While baseball experts speculated on Wrigley's sanity, a source close to the Cub owner offered some interesting clues. Wrigley has been a successful businessman (chewing gum) for as many years as he has been an unsuccessful baseball man. Now he'd like to try Spearmint tactics in the dugout. He sees no logic in baseball's practice of firing all the coaches every time a new manager is hired. He considers this wasteful and disruptive. Group brain-picking has been run up the commercial flagpole and saluted.
Wrigley has sold a lot of chewing gum that way. Maybe it will also win some ball games.
WEEDS IN THE GARDENS
At the hockey game in Toronto's Maple Leaf Gardens the other night several people in leather jackets turned up with box seat tickets. It took a few days for Maple Leaf officials to recover from this. The regular box-seat patrons in Toronto normally are dressed to the nines, or even the tens, in evening clothes and mink. That's the way it is in the Gardens, where there has not been an unsold ticket to a hockey game since 1945.
When the Leaf officials pulled themselves together, they issued the following memo to all box holders:
"Among those attending the NHL games in Maple Leaf Gardens there has been a noticeable letdown lately in the dress and general deportment of a number of people occupying the box seats.
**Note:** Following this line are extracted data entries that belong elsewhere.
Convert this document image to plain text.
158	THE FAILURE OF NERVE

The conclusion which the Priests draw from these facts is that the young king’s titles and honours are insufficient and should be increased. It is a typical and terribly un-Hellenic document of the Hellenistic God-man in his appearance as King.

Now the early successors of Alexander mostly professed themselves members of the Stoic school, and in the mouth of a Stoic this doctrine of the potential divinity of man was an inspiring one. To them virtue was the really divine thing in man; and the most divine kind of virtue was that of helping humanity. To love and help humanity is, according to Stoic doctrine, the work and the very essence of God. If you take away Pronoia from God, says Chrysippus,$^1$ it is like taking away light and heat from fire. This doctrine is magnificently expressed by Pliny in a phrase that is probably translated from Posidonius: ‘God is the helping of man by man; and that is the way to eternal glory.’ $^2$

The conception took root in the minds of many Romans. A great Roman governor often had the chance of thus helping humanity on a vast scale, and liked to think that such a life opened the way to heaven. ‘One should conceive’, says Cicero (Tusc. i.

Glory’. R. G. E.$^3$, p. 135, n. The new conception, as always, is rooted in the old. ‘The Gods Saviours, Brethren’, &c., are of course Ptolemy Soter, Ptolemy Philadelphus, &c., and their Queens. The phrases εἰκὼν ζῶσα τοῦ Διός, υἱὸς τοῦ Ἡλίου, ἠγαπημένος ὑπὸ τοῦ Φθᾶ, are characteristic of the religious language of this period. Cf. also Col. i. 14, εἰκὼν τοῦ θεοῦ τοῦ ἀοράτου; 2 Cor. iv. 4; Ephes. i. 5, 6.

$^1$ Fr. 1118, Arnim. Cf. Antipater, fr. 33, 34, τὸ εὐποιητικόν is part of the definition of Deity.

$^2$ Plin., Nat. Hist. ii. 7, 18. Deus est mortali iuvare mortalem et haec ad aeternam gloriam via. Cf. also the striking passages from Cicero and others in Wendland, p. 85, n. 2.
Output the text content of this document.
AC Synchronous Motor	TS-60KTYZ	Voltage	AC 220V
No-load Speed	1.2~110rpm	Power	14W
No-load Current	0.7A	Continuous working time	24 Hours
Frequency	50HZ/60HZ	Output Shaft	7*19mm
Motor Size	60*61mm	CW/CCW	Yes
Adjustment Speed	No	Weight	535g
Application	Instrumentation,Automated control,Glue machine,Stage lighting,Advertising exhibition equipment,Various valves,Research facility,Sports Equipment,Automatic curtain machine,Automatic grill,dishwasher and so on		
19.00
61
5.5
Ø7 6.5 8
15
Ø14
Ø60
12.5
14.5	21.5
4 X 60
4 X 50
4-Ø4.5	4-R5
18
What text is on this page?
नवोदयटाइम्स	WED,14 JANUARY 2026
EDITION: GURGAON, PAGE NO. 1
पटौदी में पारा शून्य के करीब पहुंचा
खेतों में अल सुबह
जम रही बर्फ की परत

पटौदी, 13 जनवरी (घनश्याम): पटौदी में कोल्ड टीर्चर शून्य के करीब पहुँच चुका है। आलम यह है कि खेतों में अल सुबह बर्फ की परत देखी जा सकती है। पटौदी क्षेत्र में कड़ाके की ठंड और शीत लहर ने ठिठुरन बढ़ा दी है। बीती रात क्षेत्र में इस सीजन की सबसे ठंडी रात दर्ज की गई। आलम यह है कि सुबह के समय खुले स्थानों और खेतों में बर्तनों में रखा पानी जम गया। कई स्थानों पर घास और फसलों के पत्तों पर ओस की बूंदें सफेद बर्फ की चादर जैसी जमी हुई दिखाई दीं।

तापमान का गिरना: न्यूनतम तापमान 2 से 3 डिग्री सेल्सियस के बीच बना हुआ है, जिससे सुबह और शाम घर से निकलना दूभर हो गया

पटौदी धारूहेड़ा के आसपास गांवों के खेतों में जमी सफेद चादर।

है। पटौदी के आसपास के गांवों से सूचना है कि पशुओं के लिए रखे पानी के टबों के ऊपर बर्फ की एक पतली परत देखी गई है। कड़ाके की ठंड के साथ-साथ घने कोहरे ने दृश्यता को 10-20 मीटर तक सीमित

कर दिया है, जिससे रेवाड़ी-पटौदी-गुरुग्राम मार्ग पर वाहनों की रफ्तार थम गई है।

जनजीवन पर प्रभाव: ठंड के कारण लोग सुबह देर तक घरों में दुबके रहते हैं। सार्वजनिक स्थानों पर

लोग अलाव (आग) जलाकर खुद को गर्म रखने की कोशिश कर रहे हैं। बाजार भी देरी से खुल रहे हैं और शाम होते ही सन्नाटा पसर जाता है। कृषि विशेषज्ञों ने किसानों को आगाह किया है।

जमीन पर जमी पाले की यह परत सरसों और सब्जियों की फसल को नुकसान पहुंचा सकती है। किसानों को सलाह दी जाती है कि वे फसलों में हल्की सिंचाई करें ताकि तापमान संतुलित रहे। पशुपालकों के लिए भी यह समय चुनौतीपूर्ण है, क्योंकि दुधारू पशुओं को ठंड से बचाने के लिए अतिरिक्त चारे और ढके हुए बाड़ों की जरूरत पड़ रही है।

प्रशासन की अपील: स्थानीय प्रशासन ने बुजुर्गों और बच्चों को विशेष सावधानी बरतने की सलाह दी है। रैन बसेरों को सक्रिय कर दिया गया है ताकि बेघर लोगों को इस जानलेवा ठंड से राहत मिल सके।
These, naturally, are not the regular box-seat holders but, having always been able to keep a high standard in the Maple Leaf Gardens, we are asking our subscribers to exercise care when they release their tickets to someone else."
Unmentioned by the Leafs' management was another important reason for dressing properly. Many of the boxes are within earshot of the hockey players' benches. Without evening wear, the spectator is in for an expansion of his vocabulary. But, properly dressed, the fan has only to pull his top hat down over his ears.